Abstract

Abstract Recently, it has been shown that rocky planets orbiting neutron stars can be habitable under plausible circumstances. If a distant, point-like source of visible light, such as a Sun-like main-sequence star or the gravitationally-lensed accretion disk of a supermassive black hole is present, possible temporal variations Δ ε p t of the planet’s axial tilt ε p to the ecliptic plane should be included in the overall habitability budget since the obliquity determines the insolation at a given latitude on a body’ s surface. I point out that, for rather generic initial spin–orbit initial configurations, general relativistic and classical spin variations induced by the post-Newtonian de Sitter and Lense–Thirring components of the field of the host neutron star and by its pull to the planetary oblateness J 2 p may induce huge and very fast variations of ε p that would likely have an impact on the habitability of such worlds.
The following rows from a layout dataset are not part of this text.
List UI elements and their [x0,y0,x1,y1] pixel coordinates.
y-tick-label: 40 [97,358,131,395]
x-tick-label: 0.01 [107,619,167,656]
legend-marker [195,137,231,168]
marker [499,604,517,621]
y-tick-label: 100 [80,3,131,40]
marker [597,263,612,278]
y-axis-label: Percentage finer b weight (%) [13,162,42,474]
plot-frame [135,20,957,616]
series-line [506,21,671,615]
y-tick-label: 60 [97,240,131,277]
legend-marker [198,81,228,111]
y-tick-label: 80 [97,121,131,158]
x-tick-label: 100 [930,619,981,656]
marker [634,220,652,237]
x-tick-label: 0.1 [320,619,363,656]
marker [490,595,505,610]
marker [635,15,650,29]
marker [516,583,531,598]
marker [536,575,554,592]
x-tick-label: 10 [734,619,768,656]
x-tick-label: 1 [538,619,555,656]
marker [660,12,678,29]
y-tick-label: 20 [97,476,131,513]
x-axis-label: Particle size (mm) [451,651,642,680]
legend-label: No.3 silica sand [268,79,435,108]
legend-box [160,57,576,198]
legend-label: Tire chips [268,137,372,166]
In particular, for a planet’s distance of, say, 0.005 au from a 1.4 M ⊙ neutron star corresponding to an orbital period P b = 0.109 day, obliquity shifts Δε p as large as ε p max − ε p min ≃ 50 ° – 100 ° over characteristic timescales as short as 10 days ( J 2 p ) to 3 Myr (Lense–Thirring) may occur for arbitrary orientations of the orbital and spin angular momenta L , S ns, S p of the planet-neutron star system. In view of this feature of their spins, I dub such hypothetical planets as “nethotrons.”